Mutations in CACNA1C can lead to a wide range of disorders. Timothy syndrome (TS), a severe multisystem disorder, is characterized by neurodevelopmental deficits, long-QT syndrome, cardiac arrhythmias, craniofacial abnormalities, and immune deficits [1]. Additionally, CACNA1C-related disorders can present with more selective phenotypes, such as predominantly cardiac or neurological symptoms. Some individuals with heterozygous variants in CACNA1C show neurological manifestations like developmental delays, intellectual disability, autism, hypotonia, ataxia, and epilepsy [2]. Functional studies of missense variants via patch-clamp experiments demonstrated differential effects on channel function in vitro, including loss of function, neutral effect, and gain of function [2]. Large-scale genome-wide association studies have shown that genetic variation in CACNA1C increases the risk for psychiatric disorders, and research has focused on uncovering the underlying biological mechanisms [3]. Meta-analyses suggest that CACNA1C (rs1006737) may be a susceptibility gene for schizophrenia [4]. Pharmacoepidemiological evidence indicates that calcium channel blockers targeting L-type calcium channels (LTCCs) encoded by CACNA1C might have beneficial effects on the onset or course of psychiatric disorders [5]. Also, CACNA1C-rs1006737 polymorphisms are slightly associated with cognitive performance in severe mental disorders [6]. In ovarian cancer, CACNA1C has lower expression in tumor tissues, is an independent risk factor of overall survival, and is associated with immunity [7].

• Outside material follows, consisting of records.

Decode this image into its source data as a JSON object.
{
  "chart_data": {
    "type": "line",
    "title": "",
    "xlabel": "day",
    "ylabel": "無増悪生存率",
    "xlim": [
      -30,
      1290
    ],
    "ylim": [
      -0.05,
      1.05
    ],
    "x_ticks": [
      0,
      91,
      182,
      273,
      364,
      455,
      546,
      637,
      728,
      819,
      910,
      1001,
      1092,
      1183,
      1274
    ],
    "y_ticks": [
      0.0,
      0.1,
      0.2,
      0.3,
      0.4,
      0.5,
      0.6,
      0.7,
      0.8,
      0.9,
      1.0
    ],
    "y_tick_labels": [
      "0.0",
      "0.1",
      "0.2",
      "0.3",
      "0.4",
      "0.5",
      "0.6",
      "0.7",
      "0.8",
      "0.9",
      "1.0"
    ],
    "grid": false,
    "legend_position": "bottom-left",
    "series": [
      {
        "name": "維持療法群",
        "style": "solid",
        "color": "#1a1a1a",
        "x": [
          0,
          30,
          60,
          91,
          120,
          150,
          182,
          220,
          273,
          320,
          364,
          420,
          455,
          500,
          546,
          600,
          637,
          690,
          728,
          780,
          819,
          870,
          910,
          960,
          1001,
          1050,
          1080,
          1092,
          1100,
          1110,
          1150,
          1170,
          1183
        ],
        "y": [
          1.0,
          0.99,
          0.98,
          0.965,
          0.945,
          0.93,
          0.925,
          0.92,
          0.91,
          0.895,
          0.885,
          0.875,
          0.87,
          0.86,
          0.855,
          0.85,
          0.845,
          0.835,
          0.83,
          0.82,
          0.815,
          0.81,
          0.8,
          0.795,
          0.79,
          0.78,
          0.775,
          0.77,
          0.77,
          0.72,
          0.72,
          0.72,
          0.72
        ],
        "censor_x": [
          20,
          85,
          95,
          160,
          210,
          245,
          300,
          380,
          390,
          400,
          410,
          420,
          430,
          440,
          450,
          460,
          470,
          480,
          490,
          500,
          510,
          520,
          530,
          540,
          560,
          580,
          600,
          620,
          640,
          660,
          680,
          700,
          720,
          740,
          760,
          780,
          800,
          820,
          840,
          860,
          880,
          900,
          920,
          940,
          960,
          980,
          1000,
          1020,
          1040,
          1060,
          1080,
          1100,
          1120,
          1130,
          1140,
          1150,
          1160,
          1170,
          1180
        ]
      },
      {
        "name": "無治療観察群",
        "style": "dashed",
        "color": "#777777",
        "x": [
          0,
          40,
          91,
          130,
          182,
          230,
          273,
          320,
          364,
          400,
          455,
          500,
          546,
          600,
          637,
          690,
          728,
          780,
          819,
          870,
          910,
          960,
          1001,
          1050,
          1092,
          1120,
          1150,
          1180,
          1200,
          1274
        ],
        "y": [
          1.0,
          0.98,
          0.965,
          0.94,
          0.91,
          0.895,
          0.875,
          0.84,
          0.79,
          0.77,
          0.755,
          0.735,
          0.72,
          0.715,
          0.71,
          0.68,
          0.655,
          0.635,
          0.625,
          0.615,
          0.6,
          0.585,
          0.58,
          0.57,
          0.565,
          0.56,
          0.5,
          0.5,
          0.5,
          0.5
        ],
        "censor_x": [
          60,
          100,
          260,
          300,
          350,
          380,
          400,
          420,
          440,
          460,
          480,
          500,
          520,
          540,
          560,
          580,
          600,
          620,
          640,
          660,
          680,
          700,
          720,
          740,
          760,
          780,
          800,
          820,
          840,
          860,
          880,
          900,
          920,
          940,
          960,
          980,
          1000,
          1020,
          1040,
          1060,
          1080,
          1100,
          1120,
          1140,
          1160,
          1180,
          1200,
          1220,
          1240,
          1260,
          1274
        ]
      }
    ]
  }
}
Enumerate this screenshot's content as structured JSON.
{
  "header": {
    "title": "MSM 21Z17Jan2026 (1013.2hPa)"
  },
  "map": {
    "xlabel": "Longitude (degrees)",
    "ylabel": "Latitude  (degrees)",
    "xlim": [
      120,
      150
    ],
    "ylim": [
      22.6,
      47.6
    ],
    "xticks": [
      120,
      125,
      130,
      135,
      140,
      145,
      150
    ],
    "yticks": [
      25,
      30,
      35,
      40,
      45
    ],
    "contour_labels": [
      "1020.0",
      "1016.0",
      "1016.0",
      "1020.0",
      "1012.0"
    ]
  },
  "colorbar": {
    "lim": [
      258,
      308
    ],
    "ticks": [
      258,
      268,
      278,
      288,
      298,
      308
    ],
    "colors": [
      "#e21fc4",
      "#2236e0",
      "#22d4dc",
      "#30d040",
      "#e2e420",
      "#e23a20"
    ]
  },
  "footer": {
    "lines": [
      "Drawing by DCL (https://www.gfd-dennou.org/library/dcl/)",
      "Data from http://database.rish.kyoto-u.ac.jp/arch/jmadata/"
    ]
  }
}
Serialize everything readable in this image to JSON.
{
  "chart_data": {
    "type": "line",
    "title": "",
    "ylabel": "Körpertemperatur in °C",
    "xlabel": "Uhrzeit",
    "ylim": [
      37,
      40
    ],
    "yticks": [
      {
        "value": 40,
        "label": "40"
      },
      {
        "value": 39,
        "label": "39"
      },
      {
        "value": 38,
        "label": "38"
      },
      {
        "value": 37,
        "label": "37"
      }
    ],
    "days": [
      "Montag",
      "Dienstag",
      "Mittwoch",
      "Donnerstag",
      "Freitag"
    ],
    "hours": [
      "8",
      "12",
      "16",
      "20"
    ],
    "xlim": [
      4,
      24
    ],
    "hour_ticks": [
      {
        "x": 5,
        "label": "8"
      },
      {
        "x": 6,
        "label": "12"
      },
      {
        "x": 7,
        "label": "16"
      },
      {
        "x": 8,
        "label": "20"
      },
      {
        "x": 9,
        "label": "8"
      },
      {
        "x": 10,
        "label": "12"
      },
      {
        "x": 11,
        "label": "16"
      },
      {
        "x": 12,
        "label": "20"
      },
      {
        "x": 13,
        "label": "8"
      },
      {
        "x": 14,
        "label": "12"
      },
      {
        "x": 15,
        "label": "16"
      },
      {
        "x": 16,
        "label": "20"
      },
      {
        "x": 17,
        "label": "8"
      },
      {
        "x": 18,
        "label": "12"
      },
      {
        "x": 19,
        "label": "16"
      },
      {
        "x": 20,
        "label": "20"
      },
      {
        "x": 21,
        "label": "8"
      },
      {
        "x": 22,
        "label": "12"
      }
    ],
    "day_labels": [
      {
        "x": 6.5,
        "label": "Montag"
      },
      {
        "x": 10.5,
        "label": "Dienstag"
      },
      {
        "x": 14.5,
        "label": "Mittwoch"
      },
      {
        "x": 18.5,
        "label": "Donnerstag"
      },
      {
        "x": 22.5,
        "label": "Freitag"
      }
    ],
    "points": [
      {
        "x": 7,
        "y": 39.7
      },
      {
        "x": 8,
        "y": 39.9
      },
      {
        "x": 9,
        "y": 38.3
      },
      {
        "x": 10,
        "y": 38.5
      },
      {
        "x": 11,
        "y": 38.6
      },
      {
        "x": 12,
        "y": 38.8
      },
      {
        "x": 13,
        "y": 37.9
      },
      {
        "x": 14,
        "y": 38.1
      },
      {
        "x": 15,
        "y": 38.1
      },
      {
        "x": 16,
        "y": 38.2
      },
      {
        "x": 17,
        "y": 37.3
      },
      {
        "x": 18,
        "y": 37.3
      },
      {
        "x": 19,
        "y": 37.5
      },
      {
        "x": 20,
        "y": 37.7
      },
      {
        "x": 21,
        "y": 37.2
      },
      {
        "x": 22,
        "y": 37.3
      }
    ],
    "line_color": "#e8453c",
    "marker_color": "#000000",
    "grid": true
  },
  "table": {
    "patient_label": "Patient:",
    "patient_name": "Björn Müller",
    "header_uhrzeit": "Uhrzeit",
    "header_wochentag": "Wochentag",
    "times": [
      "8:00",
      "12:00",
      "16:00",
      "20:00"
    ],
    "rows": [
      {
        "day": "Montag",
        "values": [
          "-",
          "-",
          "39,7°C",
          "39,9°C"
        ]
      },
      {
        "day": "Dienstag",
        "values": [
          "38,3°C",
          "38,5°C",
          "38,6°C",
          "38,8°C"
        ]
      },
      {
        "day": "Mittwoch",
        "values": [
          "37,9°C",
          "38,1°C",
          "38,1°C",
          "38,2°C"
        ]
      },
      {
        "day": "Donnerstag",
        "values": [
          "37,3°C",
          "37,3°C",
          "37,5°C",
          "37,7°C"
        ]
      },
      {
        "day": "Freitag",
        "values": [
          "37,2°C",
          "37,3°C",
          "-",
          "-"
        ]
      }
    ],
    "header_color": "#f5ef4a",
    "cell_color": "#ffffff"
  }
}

In conclusion, CACNA1C is essential for membrane physiology in multiple tissues. Model-based research, such as KO or CKO mouse models (not directly described in provided references but emphasized as valuable approach), could potentially further clarify its role in various disease areas including multisystem disorders, neurological and psychiatric conditions, and ovarian cancer. Understanding CACNA1C is crucial for unravelling the mechanisms of these diseases and may offer new directions for treatment.